What is an Acupuncture Session Like?
Some people, especially those with a fear of needles, shy away at the thought of being stabbed dozens of times to relieve their pain. Won’t it just cause more pain? That many needles?
Believe it or not, acupuncture doesn’t have to hurt. There are some acupuncture techniques where patients report not even feeling the needle insertions. On top of a skilled hand to guide them, the other reason these needles don’t always hurt is because they’re the diameter of a fine hair. For many people, they’re simply too small to elicit a pain response or the particular technique does not touch pain receptors.
Depending on the type of acupuncture your practitioner recommends, the process will vary. First, the acupuncturist inserts the needles at the relevant acupressure points, often twisting or tapping them a bit to stimulate the point. You’re then left to lay still for 20 to 30 minutes before the practitioner removes the needles. Needles are only used once and then discarded appropriately.
That’s it – not actually all that scary.
Often, doctors in regenerative medicine pair other treatments with acupuncture; in medicine, integrative approaches to treatment are always better than a single treatment method. Sometimes acupuncture is helped along with the application of head or gentle electrical impulses to relevant needles. Cupping is also often paired with acupuncture.
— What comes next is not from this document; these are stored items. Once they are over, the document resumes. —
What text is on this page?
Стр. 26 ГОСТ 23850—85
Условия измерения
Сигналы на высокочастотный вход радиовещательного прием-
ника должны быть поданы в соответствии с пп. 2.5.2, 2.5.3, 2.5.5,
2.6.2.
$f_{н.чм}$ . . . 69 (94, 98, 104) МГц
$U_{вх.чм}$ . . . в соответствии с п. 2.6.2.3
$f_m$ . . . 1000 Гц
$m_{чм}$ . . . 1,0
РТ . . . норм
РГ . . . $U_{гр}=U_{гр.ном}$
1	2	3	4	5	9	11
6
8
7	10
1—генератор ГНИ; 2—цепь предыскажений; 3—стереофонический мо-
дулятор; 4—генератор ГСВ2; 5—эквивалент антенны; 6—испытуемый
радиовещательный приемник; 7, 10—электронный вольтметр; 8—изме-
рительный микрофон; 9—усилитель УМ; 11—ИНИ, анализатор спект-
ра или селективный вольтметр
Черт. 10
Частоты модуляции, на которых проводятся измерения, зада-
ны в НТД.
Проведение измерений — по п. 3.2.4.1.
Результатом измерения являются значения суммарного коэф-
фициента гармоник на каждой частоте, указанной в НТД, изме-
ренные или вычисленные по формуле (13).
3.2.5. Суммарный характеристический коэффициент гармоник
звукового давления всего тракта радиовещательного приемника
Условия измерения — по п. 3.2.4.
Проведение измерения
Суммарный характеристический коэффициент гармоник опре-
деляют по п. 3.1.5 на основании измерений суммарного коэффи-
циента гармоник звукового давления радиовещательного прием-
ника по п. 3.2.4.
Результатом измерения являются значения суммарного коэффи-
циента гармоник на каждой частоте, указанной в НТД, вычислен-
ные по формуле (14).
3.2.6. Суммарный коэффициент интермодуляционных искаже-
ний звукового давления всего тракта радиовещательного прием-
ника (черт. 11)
Are There Any Risks to Getting Acupuncture?
Perhaps the most important way to ensure acupuncture is safe for you is to choose a qualified, well-respected practitioner. When done poorly, acupuncture can be painful and even cause nerve damage, organ damage and infections. Pain however is not the deciding factor for determining quality acupuncture. For some situations, acupuncture has to be uncomfortable to be helpful.
However, with an experienced acupuncturist who understands the nuance of depth of needle insertion and the necessity of sterility during the needling process, risks of nerve damage and infection are drastically reduced. Additionally, some patients report nausea during their first treatment.
With minimal risk and minimal invasiveness, a series of needling treatments is a great alternative to shoulder, knee or back surgeries, which should be treated as an absolute last resort for chronic pain disorders. Acupuncture is one of many examples, along with treatments like stem cell injections and platelet-rich-plasma therapy, of regenerative, holistic medicine that heals the source of pain naturally, all without invading or further traumatizing the body.